Justice Samuel A. Alito Jr. laid out what he said were some of the views of those challenging the NCAA’s definition of amateurism, which was “a pretty stark picture” of “powerhouse football and basketball programs are really exploiting the students that they recruit. They have programs that bring in billions of dollars. … But the athletes themselves have a pretty hard life.

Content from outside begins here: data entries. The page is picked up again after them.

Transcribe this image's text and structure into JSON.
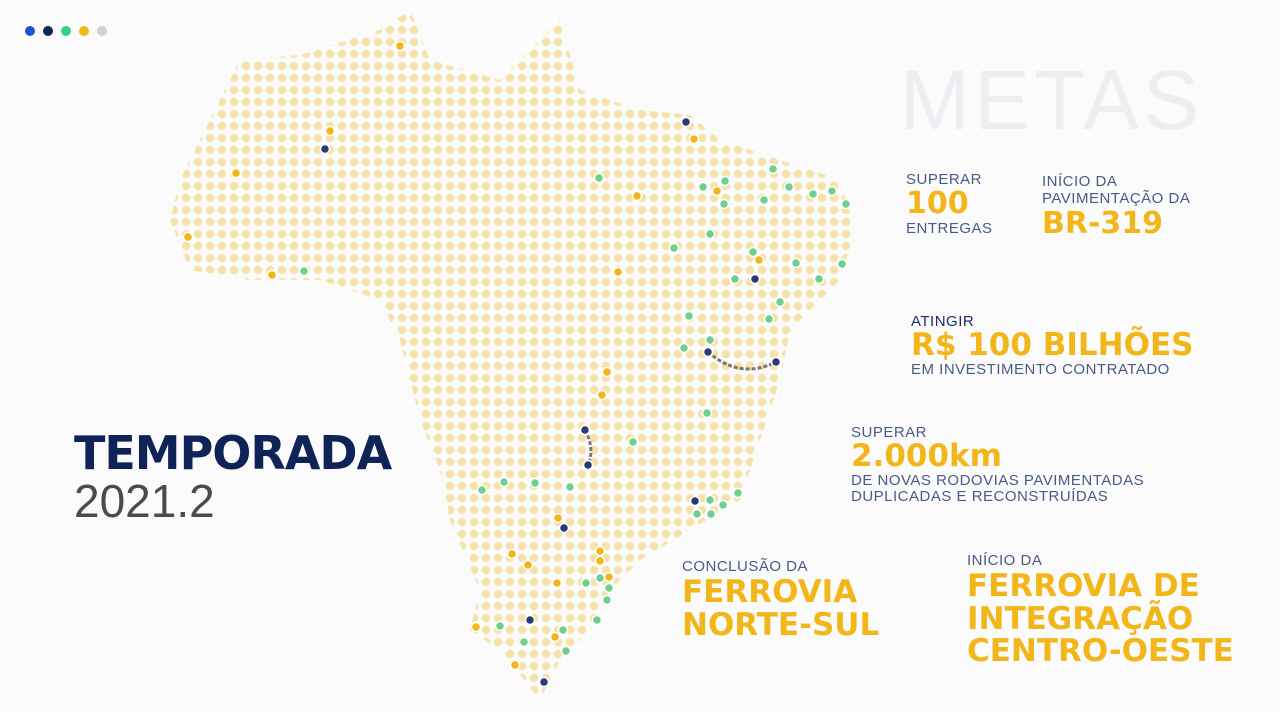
{
  "colors": {
    "blue": "#1857d8",
    "navy": "#0f2356",
    "green": "#34d08a",
    "yellow": "#f2b618",
    "grey": "#d0d0d3"
  },
  "page_dots": [
    "#1857d8",
    "#0f2356",
    "#34d08a",
    "#f2b618",
    "#d0d0d3"
  ],
  "watermark": "METAS",
  "season": {
    "title": "TEMPORADA",
    "year": "2021.2"
  },
  "goals": [
    {
      "pre": "SUPERAR",
      "value": "100",
      "post": "ENTREGAS"
    },
    {
      "pre": "INÍCIO DA\nPAVIMENTAÇÃO DA",
      "value": "BR-319"
    },
    {
      "pre": "ATINGIR",
      "value": "R$ 100 BILHÕES",
      "post": "EM INVESTIMENTO CONTRATADO"
    },
    {
      "pre": "SUPERAR",
      "value": "2.000km",
      "post": "DE NOVAS RODOVIAS PAVIMENTADAS\nDUPLICADAS E RECONSTRUÍDAS"
    },
    {
      "pre": "CONCLUSÃO DA",
      "value": "FERROVIA\nNORTE-SUL"
    },
    {
      "pre": "INÍCIO DA",
      "value": "FERROVIA DE\nINTEGRAÇÃO\nCENTRO-OESTE"
    }
  ]
}
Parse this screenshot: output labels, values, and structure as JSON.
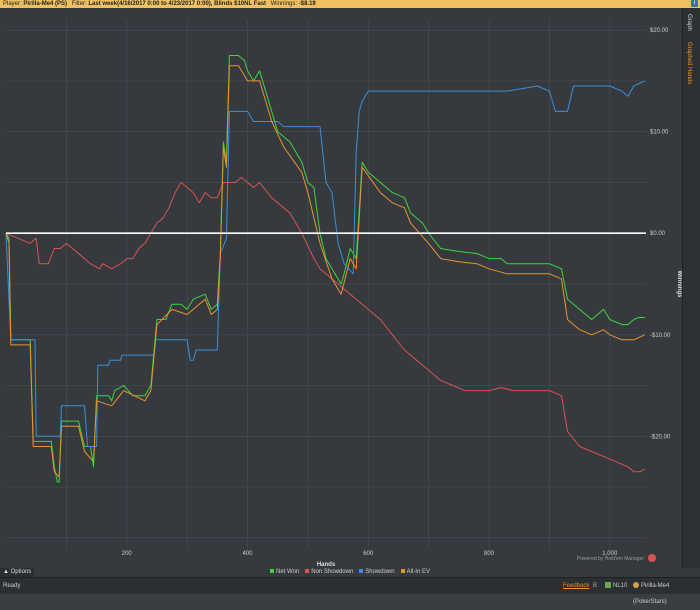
{
  "header": {
    "player_label": "Player:",
    "player_value": "Pirilla-Me4 (PS)",
    "filter_label": "Filter:",
    "filter_value": "Last week(4/16/2017 0:00 to 4/23/2017 0:00), Blinds $10NL Fast",
    "winnings_label": "Winnings:",
    "winnings_value": "-$8.19"
  },
  "side_tabs": [
    "Graph",
    "Graphed Hands"
  ],
  "options_label": "Options",
  "status": {
    "ready": "Ready",
    "feedback": "Feedback",
    "sep": "B",
    "stake": "NL10",
    "player": "Pirilla-Me4 (PokerStars)"
  },
  "logo_text": "Powered by Hold'em Manager",
  "colors": {
    "net_won": "#3ed43e",
    "non_showdown": "#d9534f",
    "showdown": "#3b8fd9",
    "all_in_ev": "#e8922e",
    "zero_line": "#ffffff"
  },
  "chart_data": {
    "type": "line",
    "xlabel": "Hands",
    "ylabel": "Winnings",
    "xlim": [
      0,
      1060
    ],
    "ylim": [
      -31,
      21
    ],
    "x_ticks": [
      200,
      400,
      600,
      800,
      1000
    ],
    "x_tick_labels": [
      "200",
      "400",
      "600",
      "800",
      "1,000"
    ],
    "y_ticks": [
      20,
      10,
      0,
      -10,
      -20
    ],
    "y_tick_labels": [
      "$20.00",
      "$10.00",
      "$0.00",
      "-$10.00",
      "-$20.00"
    ],
    "grid": true,
    "legend_position": "bottom",
    "series": [
      {
        "name": "Net Won",
        "color_key": "net_won",
        "points": [
          [
            0,
            0
          ],
          [
            5,
            -0.5
          ],
          [
            8,
            -10.5
          ],
          [
            40,
            -10.5
          ],
          [
            45,
            -20.5
          ],
          [
            75,
            -20.5
          ],
          [
            80,
            -23
          ],
          [
            85,
            -24.5
          ],
          [
            88,
            -24.5
          ],
          [
            92,
            -18.5
          ],
          [
            120,
            -18.5
          ],
          [
            130,
            -21
          ],
          [
            140,
            -21
          ],
          [
            145,
            -23
          ],
          [
            150,
            -16
          ],
          [
            170,
            -16
          ],
          [
            175,
            -16.5
          ],
          [
            180,
            -15.5
          ],
          [
            195,
            -15
          ],
          [
            210,
            -16
          ],
          [
            230,
            -16
          ],
          [
            240,
            -15
          ],
          [
            250,
            -8.5
          ],
          [
            265,
            -8.5
          ],
          [
            268,
            -8
          ],
          [
            275,
            -7
          ],
          [
            290,
            -7
          ],
          [
            300,
            -7.5
          ],
          [
            310,
            -6.5
          ],
          [
            330,
            -6
          ],
          [
            340,
            -7.5
          ],
          [
            350,
            -7
          ],
          [
            355,
            -2
          ],
          [
            360,
            9
          ],
          [
            365,
            7
          ],
          [
            370,
            17.5
          ],
          [
            385,
            17.5
          ],
          [
            395,
            17
          ],
          [
            400,
            16
          ],
          [
            410,
            15
          ],
          [
            420,
            16
          ],
          [
            440,
            12
          ],
          [
            450,
            10
          ],
          [
            460,
            9.5
          ],
          [
            470,
            9
          ],
          [
            490,
            7
          ],
          [
            500,
            5
          ],
          [
            510,
            4.5
          ],
          [
            520,
            0
          ],
          [
            530,
            -2.5
          ],
          [
            540,
            -3.5
          ],
          [
            555,
            -5
          ],
          [
            560,
            -4
          ],
          [
            570,
            -1.5
          ],
          [
            580,
            -2.5
          ],
          [
            590,
            7
          ],
          [
            600,
            6
          ],
          [
            620,
            5
          ],
          [
            640,
            4
          ],
          [
            660,
            3.5
          ],
          [
            670,
            2
          ],
          [
            690,
            1
          ],
          [
            700,
            0
          ],
          [
            720,
            -1.5
          ],
          [
            750,
            -1.8
          ],
          [
            780,
            -2
          ],
          [
            800,
            -2.5
          ],
          [
            820,
            -2.5
          ],
          [
            830,
            -3
          ],
          [
            850,
            -3
          ],
          [
            900,
            -3
          ],
          [
            920,
            -3.5
          ],
          [
            930,
            -6.5
          ],
          [
            950,
            -7.5
          ],
          [
            970,
            -8.5
          ],
          [
            990,
            -7.5
          ],
          [
            1000,
            -8.5
          ],
          [
            1020,
            -9
          ],
          [
            1030,
            -9
          ],
          [
            1040,
            -8.5
          ],
          [
            1048,
            -8.3
          ],
          [
            1058,
            -8.3
          ]
        ]
      },
      {
        "name": "Non Showdown",
        "color_key": "non_showdown",
        "points": [
          [
            0,
            0
          ],
          [
            20,
            -0.5
          ],
          [
            40,
            -1
          ],
          [
            50,
            -0.5
          ],
          [
            55,
            -3
          ],
          [
            70,
            -3
          ],
          [
            80,
            -1.5
          ],
          [
            90,
            -1.5
          ],
          [
            100,
            -1
          ],
          [
            120,
            -2
          ],
          [
            140,
            -3
          ],
          [
            155,
            -3.5
          ],
          [
            160,
            -3
          ],
          [
            175,
            -3.5
          ],
          [
            190,
            -3
          ],
          [
            200,
            -2.5
          ],
          [
            210,
            -2.5
          ],
          [
            220,
            -1.5
          ],
          [
            230,
            -1
          ],
          [
            240,
            0
          ],
          [
            250,
            1
          ],
          [
            260,
            1.5
          ],
          [
            270,
            2.5
          ],
          [
            280,
            4
          ],
          [
            290,
            5
          ],
          [
            300,
            4.5
          ],
          [
            310,
            4
          ],
          [
            320,
            3
          ],
          [
            330,
            4
          ],
          [
            340,
            3.5
          ],
          [
            350,
            3.5
          ],
          [
            360,
            5
          ],
          [
            380,
            5
          ],
          [
            390,
            5.5
          ],
          [
            410,
            4.5
          ],
          [
            420,
            5
          ],
          [
            440,
            3.5
          ],
          [
            450,
            3
          ],
          [
            470,
            2
          ],
          [
            490,
            0
          ],
          [
            510,
            -2.5
          ],
          [
            520,
            -3.5
          ],
          [
            540,
            -4.5
          ],
          [
            550,
            -5
          ],
          [
            560,
            -5.5
          ],
          [
            580,
            -6.5
          ],
          [
            600,
            -7.5
          ],
          [
            620,
            -8.5
          ],
          [
            640,
            -10
          ],
          [
            660,
            -11.5
          ],
          [
            680,
            -12.5
          ],
          [
            700,
            -13.5
          ],
          [
            720,
            -14.5
          ],
          [
            740,
            -15
          ],
          [
            760,
            -15.5
          ],
          [
            780,
            -15.5
          ],
          [
            800,
            -15.5
          ],
          [
            820,
            -15.2
          ],
          [
            840,
            -15.5
          ],
          [
            900,
            -15.5
          ],
          [
            920,
            -16
          ],
          [
            930,
            -19.5
          ],
          [
            950,
            -21
          ],
          [
            970,
            -21.5
          ],
          [
            990,
            -22
          ],
          [
            1010,
            -22.5
          ],
          [
            1030,
            -23
          ],
          [
            1040,
            -23.5
          ],
          [
            1050,
            -23.5
          ],
          [
            1058,
            -23.2
          ]
        ]
      },
      {
        "name": "Showdown",
        "color_key": "showdown",
        "points": [
          [
            0,
            0
          ],
          [
            8,
            -10.5
          ],
          [
            30,
            -10.5
          ],
          [
            48,
            -10.5
          ],
          [
            50,
            -20
          ],
          [
            90,
            -20
          ],
          [
            92,
            -17
          ],
          [
            130,
            -17
          ],
          [
            135,
            -21
          ],
          [
            150,
            -21
          ],
          [
            152,
            -13
          ],
          [
            170,
            -13
          ],
          [
            172,
            -12.5
          ],
          [
            190,
            -12.5
          ],
          [
            192,
            -12
          ],
          [
            230,
            -12
          ],
          [
            245,
            -12
          ],
          [
            248,
            -10.5
          ],
          [
            300,
            -10.5
          ],
          [
            305,
            -12.5
          ],
          [
            310,
            -12.5
          ],
          [
            315,
            -11.5
          ],
          [
            350,
            -11.5
          ],
          [
            355,
            -2
          ],
          [
            365,
            -0.5
          ],
          [
            370,
            12
          ],
          [
            400,
            12
          ],
          [
            410,
            11
          ],
          [
            450,
            11
          ],
          [
            460,
            10.5
          ],
          [
            520,
            10.5
          ],
          [
            530,
            5
          ],
          [
            540,
            4
          ],
          [
            550,
            -1
          ],
          [
            560,
            -3
          ],
          [
            575,
            -4
          ],
          [
            580,
            8
          ],
          [
            585,
            12
          ],
          [
            590,
            13
          ],
          [
            600,
            14
          ],
          [
            800,
            14
          ],
          [
            830,
            14
          ],
          [
            880,
            14.5
          ],
          [
            900,
            14
          ],
          [
            910,
            12
          ],
          [
            930,
            12
          ],
          [
            940,
            14.5
          ],
          [
            1000,
            14.5
          ],
          [
            1020,
            14
          ],
          [
            1030,
            13.5
          ],
          [
            1040,
            14.5
          ],
          [
            1058,
            15
          ]
        ]
      },
      {
        "name": "All-In EV",
        "color_key": "all_in_ev",
        "points": [
          [
            0,
            0
          ],
          [
            5,
            -1
          ],
          [
            8,
            -11
          ],
          [
            40,
            -11
          ],
          [
            45,
            -21
          ],
          [
            75,
            -21
          ],
          [
            80,
            -23.5
          ],
          [
            88,
            -24
          ],
          [
            92,
            -19
          ],
          [
            120,
            -19
          ],
          [
            130,
            -21.5
          ],
          [
            145,
            -22.5
          ],
          [
            150,
            -16.5
          ],
          [
            175,
            -17
          ],
          [
            195,
            -15.5
          ],
          [
            230,
            -16.5
          ],
          [
            240,
            -15.5
          ],
          [
            250,
            -9
          ],
          [
            275,
            -7.5
          ],
          [
            300,
            -8
          ],
          [
            330,
            -6.5
          ],
          [
            340,
            -8
          ],
          [
            350,
            -7.5
          ],
          [
            355,
            -2.5
          ],
          [
            360,
            8.5
          ],
          [
            365,
            6.5
          ],
          [
            370,
            16.5
          ],
          [
            385,
            16.5
          ],
          [
            400,
            15
          ],
          [
            420,
            15
          ],
          [
            440,
            11
          ],
          [
            460,
            8.5
          ],
          [
            490,
            6
          ],
          [
            500,
            4
          ],
          [
            520,
            -1
          ],
          [
            540,
            -4.5
          ],
          [
            555,
            -6
          ],
          [
            570,
            -2.5
          ],
          [
            580,
            -3.5
          ],
          [
            590,
            6.5
          ],
          [
            620,
            4
          ],
          [
            640,
            3
          ],
          [
            660,
            2.5
          ],
          [
            670,
            1
          ],
          [
            700,
            -1
          ],
          [
            720,
            -2.5
          ],
          [
            750,
            -2.8
          ],
          [
            780,
            -3
          ],
          [
            800,
            -3.5
          ],
          [
            830,
            -4
          ],
          [
            900,
            -4
          ],
          [
            920,
            -4.5
          ],
          [
            930,
            -8.5
          ],
          [
            950,
            -9.5
          ],
          [
            970,
            -10
          ],
          [
            990,
            -9.5
          ],
          [
            1000,
            -10
          ],
          [
            1020,
            -10.5
          ],
          [
            1040,
            -10.5
          ],
          [
            1058,
            -10
          ]
        ]
      }
    ],
    "zero_line": 0
  }
}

They face training requirements that leave little time or energy for study, constant pressure to put sports above study, pressure to drop out of hard majors and hard classes, really shockingly low graduation rates.”
Waxman said that only about 25 colleges nationwide make money on their athletic programs, and that the idea that athletes have low graduation rates was not supported by the evidence in the case, including evidence that NCAA Division I athletes graduate at higher rates than non-athletes.
“Yeah, the athletes on the crew and fencing [teams], but for the powerhouse basketball and football teams, it’s different,” Alito shot back.
“There is a healthy debate going on in legislatures around the country over whether college athletes should, as a matter of principle, be paid,” Waxman said. “Our own view is, if you allow them to be paid, they will be spending even more time on their athletics and devoting even less attention to academics.”
Are concerns about destabilizing college sports overblown?
Kessler, arguing for the student athletes, said that the NCAA had often argued in the past that “economic competition among its member schools would destroy consumer demand for college sports,” only to have certain restrictions invalidated by the courts while consumer demand has continued to flourish.
“This case is more of the same,” Kessler said. “It is just the latest iteration of the repeatedly debunked claims that competition will destroy consumer demand for college sports and that the NCAA should have a judicially created antitrust exemption because of an imaginary revered tradition that they argue for.”
Chief Justice John G. Roberts Jr. appeared most sympathetic to the NCAA’s case. He suggested to Kessler that he worried about courts making incremental changes to the NCAA’s rules.
“It’s like a game of Jenga,” Roberts said. “You’ve got this nice solid block [of rules] that protects the sort of product the schools want to provide, and you pull out one log and then another and everything’s fine, then another and another and all of a sudden the whole thing comes crashing down.”
President Joe Biden’s administration argued in support of the student-athletes, with Acting U.S. Solicitor General Elizabeth B. Prelogar answering the chief justice’s concern by saying applying the appropriate antitrust standards “is not going to lead the courts rushing into trying to dismantle the NCAA’s framework rule by rule.”
The argument had a light moment when Waxman mistakenly began an answer from Justice Clarence Thomas by saying, “Well, Mr. Chief Justice …” Thomas interrupted him to say, “Thank you for the promotion by the way.”
Waxman said, “I’m sorry, but I’m sure you would be terrific at that, Justice Thomas.”
Roberts then interjected to say, “There’s no opening, Mr. Waxman.”
Waxman then did his best to get back on track by saying, “There’s nothing more I can say that will not get me into trouble, so let me answer Justice Thomas’s question.”
A decision in the case is expected by late June.